Talking Book

Journal Entry for R{O}{O}{T}S

Robert Hemenway’s The Function of Folklore in Charles Chestnutt’s The Conjure Woman was vital in the writing of this move. Hemenway discussed not only the capacity for fetishization of Afro-American culture and superstition in Chestnutt’s work, but he also utilized a variety of Chestnutt’s own writings to support his position. For example, Hemenway uses the following quote from Chestnutt to display how he might have appropriated some forms of folklore in his writing.

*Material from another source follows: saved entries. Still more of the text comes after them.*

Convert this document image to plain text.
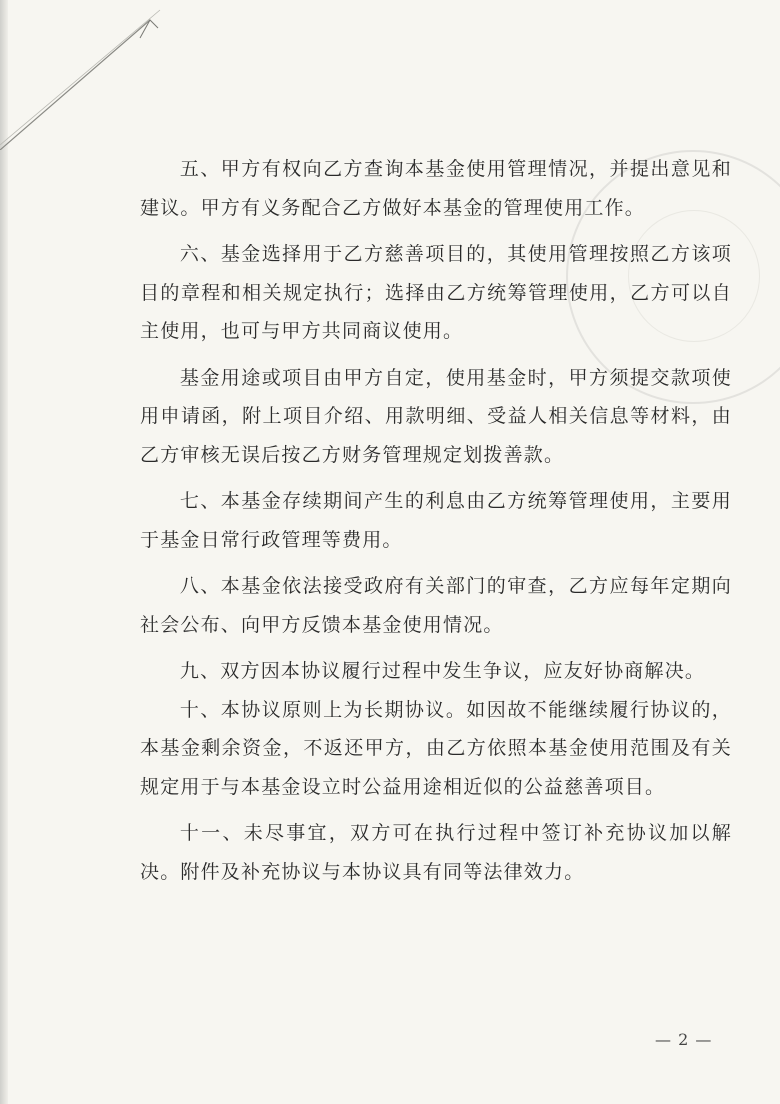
五、甲方有权向乙方查询本基金使用管理情况，并提出意见和建议。甲方有义务配合乙方做好本基金的管理使用工作。

六、基金选择用于乙方慈善项目的，其使用管理按照乙方该项目的章程和相关规定执行；选择由乙方统筹管理使用，乙方可以自主使用，也可与甲方共同商议使用。

基金用途或项目由甲方自定，使用基金时，甲方须提交款项使用申请函，附上项目介绍、用款明细、受益人相关信息等材料，由乙方审核无误后按乙方财务管理规定划拨善款。

七、本基金存续期间产生的利息由乙方统筹管理使用，主要用于基金日常行政管理等费用。

八、本基金依法接受政府有关部门的审查，乙方应每年定期向社会公布、向甲方反馈本基金使用情况。

九、双方因本协议履行过程中发生争议，应友好协商解决。

十、本协议原则上为长期协议。如因故不能继续履行协议的，本基金剩余资金，不返还甲方，由乙方依照本基金使用范围及有关规定用于与本基金设立时公益用途相近似的公益慈善项目。

十一、未尽事宜，双方可在执行过程中签订补充协议加以解决。附件及补充协议与本协议具有同等法律效力。

— 2 —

Chestnutt wrote:

I discovered that [some of] the brilliant touches due, I had thought to my own imagination, were after all but dormant ideas, lodged in my childish mind by old Aunt This and old Uncle That, and awaiting only the spur of imagination to bring them again to the surface.

This is a surprising echo of John’s own ignorance towards Afro-American culture and superstition, and yet, it is also paradoxically emphasizes how this specialized knowledge of conjuring has been and continues to be embedded in one’s “roots,” in the blood of former enslaved peoples that might have still ran in his veins.

I used a quote that Hemenway provided in my move, wherein a former enslaved person had described a white person’s relationship to conjure magic:

White folks don’ put much stock in roots and the like no mo’. They thinks that science has solve jes’ about every thin-but there’s lots of times they’d be better off if they’d pay mo’ attention to us what knows.

The mention to the red oak tree and other ingredients used by the conjure woman are the same ones which Chestnutt refers to in “The Goophered Grapevine.”

Hemenway, Robert. “The Functions of Folklore in Charles Chesnutt’s ‘The Conjure Women.’” Journal of the Folklore Institute, vol. 13, no. 3, 1976, pp. 283–309. JSTOR, JSTOR, www.jstor.org/stable/3814130.